In OCaml, the corresponding code works as expected:
let apply fs x = List.map (fun f -> f x) fs
let rec range n m =
if n = m then [n] else n :: range (n + 1) m
let fs = List.map (fun i -> (+) i) (range 1 9)
let () = assert (apply fs 0 = range 1 9)
OCaml Imperativity
There is at least one place where Python is usually considered more usable: mutation and iteration. The following computes a factorial using a mutable variable:
def factorial(n):
p = 1
for i in range(2, n + 1):
p = p * i
return p
The classic recursive OCaml version mirrors the mathematical definition:
let rec factorial n =
if n = 0 then 1
else n * factorial (n - 1)
Functional-programming experts would usually write a tail-recursive version for performance:
let factorial n =
let rec loop acc = function
| 0 -> acc
| n -> loop (acc * n) (n - 1)
in loop 1 n
But OCaml is not as strict about functional style as some functional languages. We can mirror the Python implementation:
let factorial n =
let p = ref 1 in
for i = 2 to n do
p := !p * i
done;
!p
The difference is that we must explicitly state that p is mutable by making it a ref. The ! operator retrieves the current contents of the reference. This may look less pretty than Python, but it satisfies the principle that explicit is better than implicit.
Fixing Python?
Realistically, it would be difficult to convince people to switch from Python to OCaml. If Python is used with learners, I suggest these guidelines:
- For misspellings and type changes, introduce automated tests early. Teach function syntax before control structures. Mandate linters such as
flake8, unit testing withpytest, and type hints from the beginning. - Avoid global variables and local variables accessed by nested functions as much as possible.

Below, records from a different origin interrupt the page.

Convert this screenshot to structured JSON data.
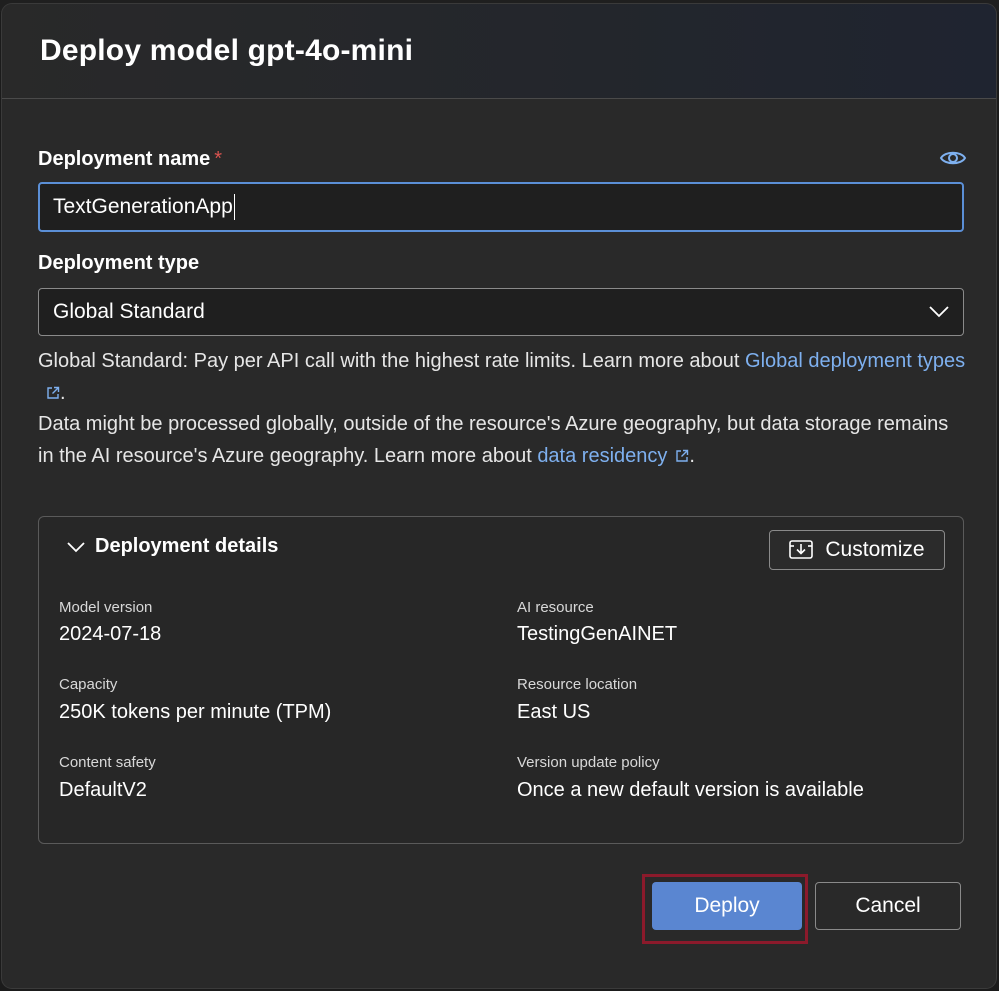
{
  "dialog": {
    "title": "Deploy model gpt-4o-mini"
  },
  "deployment_name": {
    "label": "Deployment name",
    "required_marker": "*",
    "value": "TextGenerationApp"
  },
  "deployment_type": {
    "label": "Deployment type",
    "selected": "Global Standard",
    "description_line1": "Global Standard: Pay per API call with the highest rate limits. Learn more about ",
    "description_link1": "Global deployment types",
    "description_line2": "Data might be processed globally, outside of the resource's Azure geography, but data storage remains in the AI resource's Azure geography. Learn more about ",
    "description_link2": "data residency",
    "period": "."
  },
  "details": {
    "toggle_label": "Deployment details",
    "customize_label": "Customize",
    "fields": [
      {
        "label": "Model version",
        "value": "2024-07-18"
      },
      {
        "label": "AI resource",
        "value": "TestingGenAINET"
      },
      {
        "label": "Capacity",
        "value": "250K tokens per minute (TPM)"
      },
      {
        "label": "Resource location",
        "value": "East US"
      },
      {
        "label": "Content safety",
        "value": "DefaultV2"
      },
      {
        "label": "Version update policy",
        "value": "Once a new default version is available"
      }
    ]
  },
  "footer": {
    "deploy_label": "Deploy",
    "cancel_label": "Cancel"
  },
  "colors": {
    "accent": "#5a86d1",
    "link": "#7eb0ef",
    "required": "#d9534f",
    "highlight_border": "#8b1a2b"
  },
  "icons": {
    "visibility": "eye-icon",
    "select_chevron": "chevron-down-icon",
    "external_link": "external-link-icon",
    "details_toggle": "chevron-down-icon",
    "customize": "download-box-icon"
  }
}
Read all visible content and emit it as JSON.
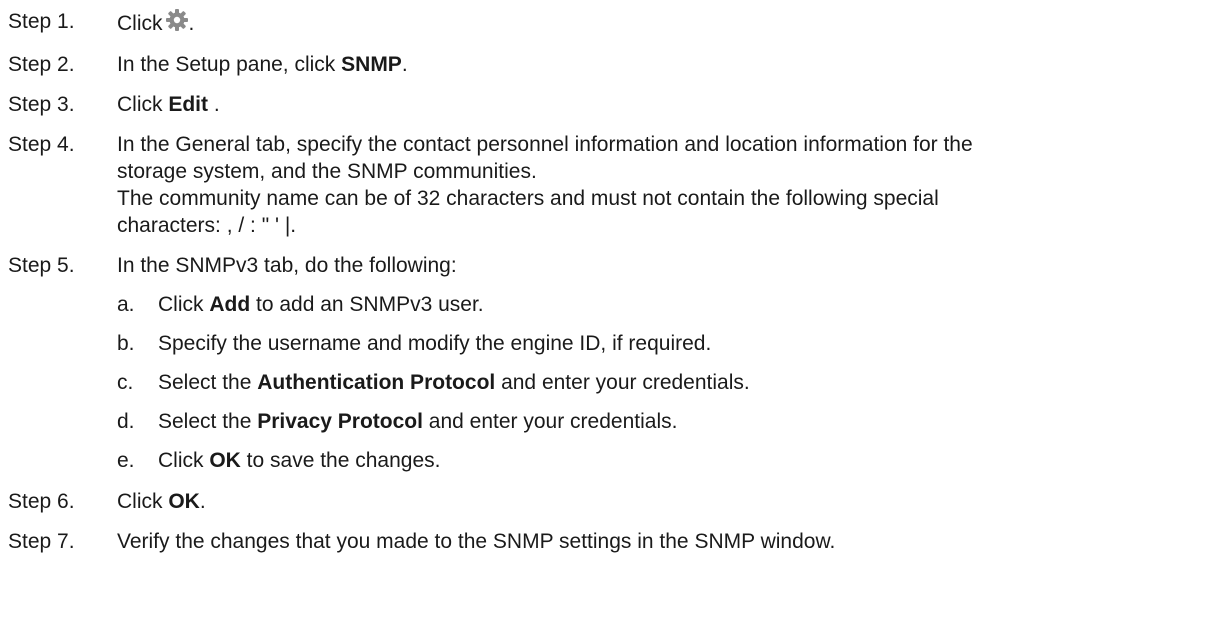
{
  "steps": [
    {
      "label": "Step 1.",
      "pre": "Click",
      "post": "."
    },
    {
      "label": "Step 2.",
      "pre": "In the Setup pane, click ",
      "bold": "SNMP",
      "post": "."
    },
    {
      "label": "Step 3.",
      "pre": "Click ",
      "bold": "Edit",
      "post": " ."
    },
    {
      "label": "Step 4.",
      "line1": "In the General tab, specify the contact personnel information and location information for the",
      "line2": "storage system, and the SNMP communities.",
      "line3": "The community name can be of 32 characters and must not contain the following special",
      "line4": "characters: , / : \" ' |."
    },
    {
      "label": "Step 5.",
      "text": "In the SNMPv3 tab, do the following:",
      "substeps": [
        {
          "letter": "a.",
          "pre": "Click ",
          "bold": "Add",
          "post": " to add an SNMPv3 user."
        },
        {
          "letter": "b.",
          "text": "Specify the username and modify the engine ID, if required."
        },
        {
          "letter": "c.",
          "pre": "Select the ",
          "bold": "Authentication Protocol",
          "post": " and enter your credentials."
        },
        {
          "letter": "d.",
          "pre": "Select the ",
          "bold": "Privacy Protocol",
          "post": " and enter your credentials."
        },
        {
          "letter": "e.",
          "pre": "Click ",
          "bold": "OK",
          "post": " to save the changes."
        }
      ]
    },
    {
      "label": "Step 6.",
      "pre": "Click ",
      "bold": "OK",
      "post": "."
    },
    {
      "label": "Step 7.",
      "text": "Verify the changes that you made to the SNMP settings in the SNMP window."
    }
  ],
  "icons": {
    "step1": "gear-icon"
  },
  "colors": {
    "gear": "#8a8a8a"
  }
}
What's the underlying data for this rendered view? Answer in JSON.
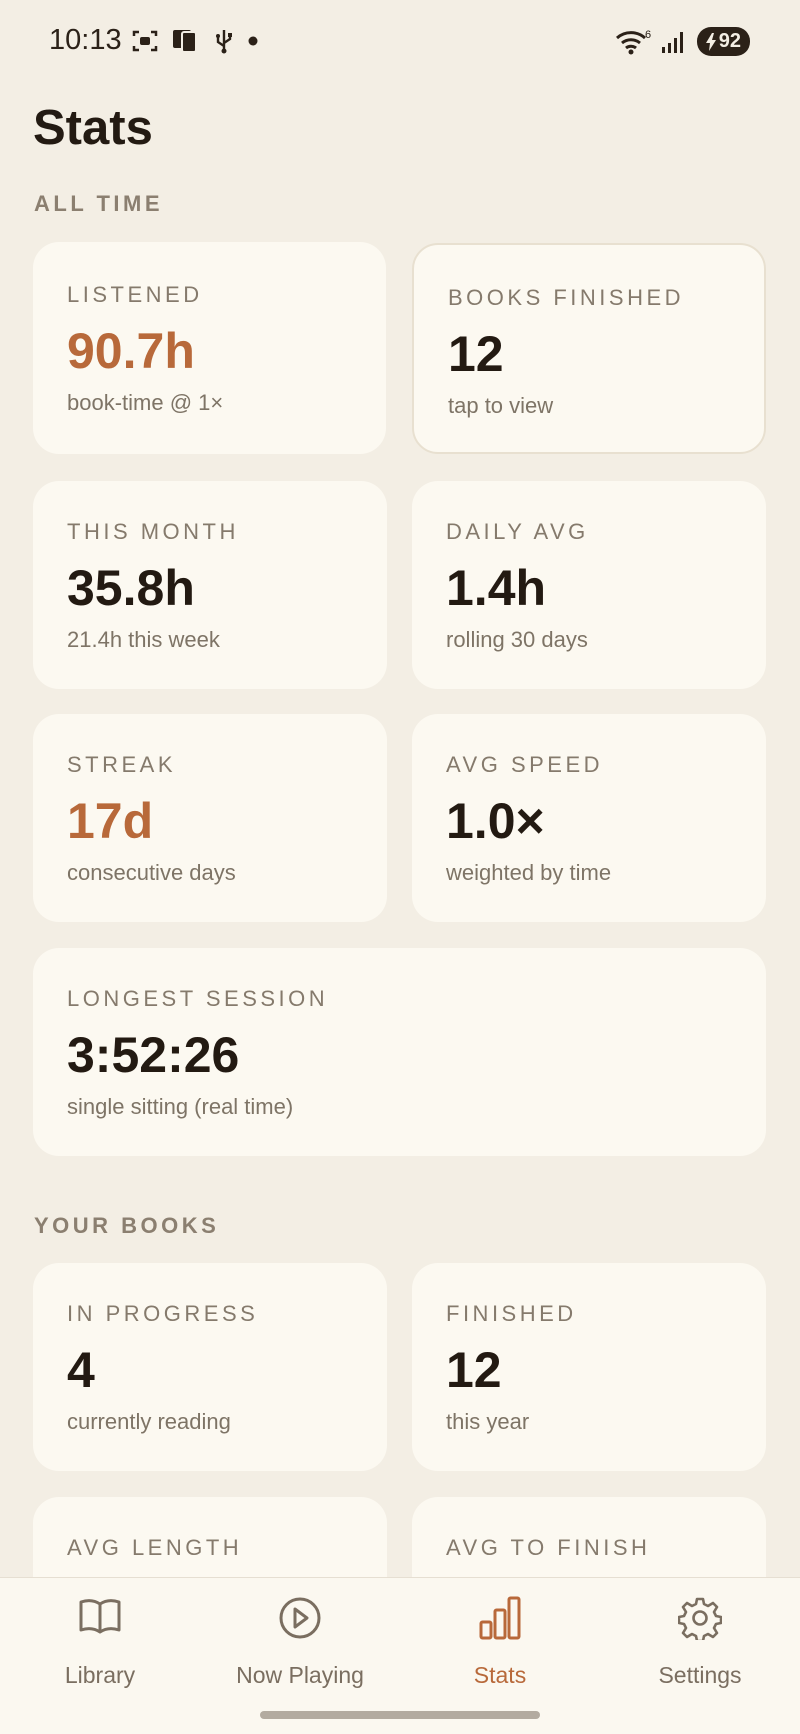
{
  "status_bar": {
    "time": "10:13",
    "battery": "92",
    "wifi_badge": "6"
  },
  "page": {
    "title": "Stats"
  },
  "sections": {
    "all_time": "ALL TIME",
    "your_books": "YOUR BOOKS"
  },
  "cards": {
    "listened": {
      "label": "LISTENED",
      "value": "90.7h",
      "sub": "book-time @ 1×"
    },
    "books_finished": {
      "label": "BOOKS FINISHED",
      "value": "12",
      "sub": "tap to view"
    },
    "this_month": {
      "label": "THIS MONTH",
      "value": "35.8h",
      "sub": "21.4h this week"
    },
    "daily_avg": {
      "label": "DAILY AVG",
      "value": "1.4h",
      "sub": "rolling 30 days"
    },
    "streak": {
      "label": "STREAK",
      "value": "17d",
      "sub": "consecutive days"
    },
    "avg_speed": {
      "label": "AVG SPEED",
      "value": "1.0×",
      "sub": "weighted by time"
    },
    "longest_session": {
      "label": "LONGEST SESSION",
      "value": "3:52:26",
      "sub": "single sitting (real time)"
    },
    "in_progress": {
      "label": "IN PROGRESS",
      "value": "4",
      "sub": "currently reading"
    },
    "finished": {
      "label": "FINISHED",
      "value": "12",
      "sub": "this year"
    },
    "avg_length": {
      "label": "AVG LENGTH"
    },
    "avg_to_finish": {
      "label": "AVG TO FINISH"
    }
  },
  "nav": {
    "library": "Library",
    "now_playing": "Now Playing",
    "stats": "Stats",
    "settings": "Settings"
  },
  "colors": {
    "accent": "#b8693a",
    "background": "#f3eee4",
    "card": "#fcf9f1",
    "text": "#231a12"
  }
}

- Treat lists and dictionaries as either immutable, or ensure there is exactly one active reference to them at all times.
- Introduce higher-order programming anyway, because it is important. It may be better to let learners encounter Python-specific problems as they arise rather than turning an introductory course into a course on Python arcana.
Epilogue
There are many scenarios where Python may be a better choice than OCaml. This article considers only the suitability of a language for introductory programming courses. The switch from C to Python helped a larger number of students get into programming. A switch from Python to a better-designed language could have a similar effect in the future.